Tales of the Jazz Age is a collection of eleven stories. While the requesite cadre of flappers, fops, and dandies dally through a few of the tales, there are some interesting seques taken. The first collection of stories, My Last Flappers, are what I come to expect from Fitzgerald. Privileged middle to upper-middle class characters drinking and partying and the woes there in, sprinkled with some bandits and socialists along the way. There are tales of longing; Oh Russet Witch and The Lees of Happiness, which reminded me a bit of Vonnegut but without much of the humor and aliens. Those stories spoke of paths taken and those not taken and regrets into one’s waning age. I include the Strange Case of Benjamin Button with these, but that story itself is more fantifical and memorable; illiciting a more power reaction in me; yet a similar one. A telling of a life in reverse that unsurprisingly ends the same way but comfortingly without the regrets.
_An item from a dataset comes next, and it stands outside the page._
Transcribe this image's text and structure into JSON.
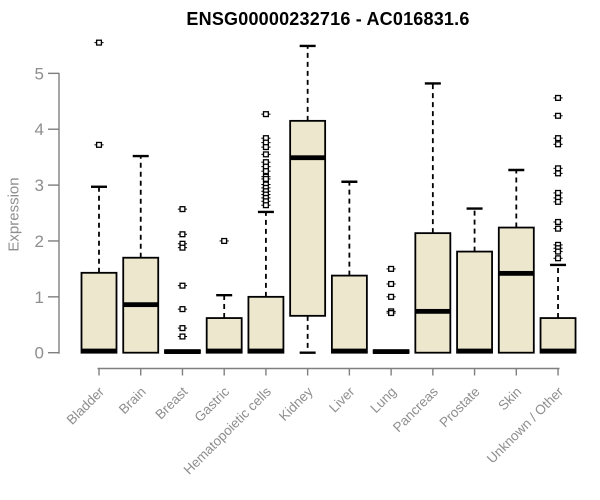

The inclusion of the rather odd Button is buffeted by a more fantifical tale: The Diamond As Big As the Ritz. This was a story I was completely unprepared for in this collection and quite a treat. More of and adventure, survivalist tale, Diamond is a story of a Pre Civil War plantation owner who set about with his wealth on quest of discovery and chanced upon a mountain that was literally a diamond. Packing up his family and slaves he creates a fortress at the at the peak of the moutain, a castle of jewels and extravagance; isolated from the rest of the world. He sends his children off to private school and that is where we meet the protagonist of the story: A Southern boy of meager, yet proud heritage who is invited to spend the Summer with his fellow classmate, the son of the antagonist. I won’t spoil the rest of the story here, suffice to say it is rather wild and thoroughly entertaining.
I will part with another tale that felt more at home in Western magazine, perchance written by Howard if not for the bit more of romance in this tale; Jemina. A veritible Hatfields vs McCoys kind of story in the south. While a bit comical, it was even more short and quick to end rather oddly.
Overall, I enjoyed the Tales of the Jazz Age.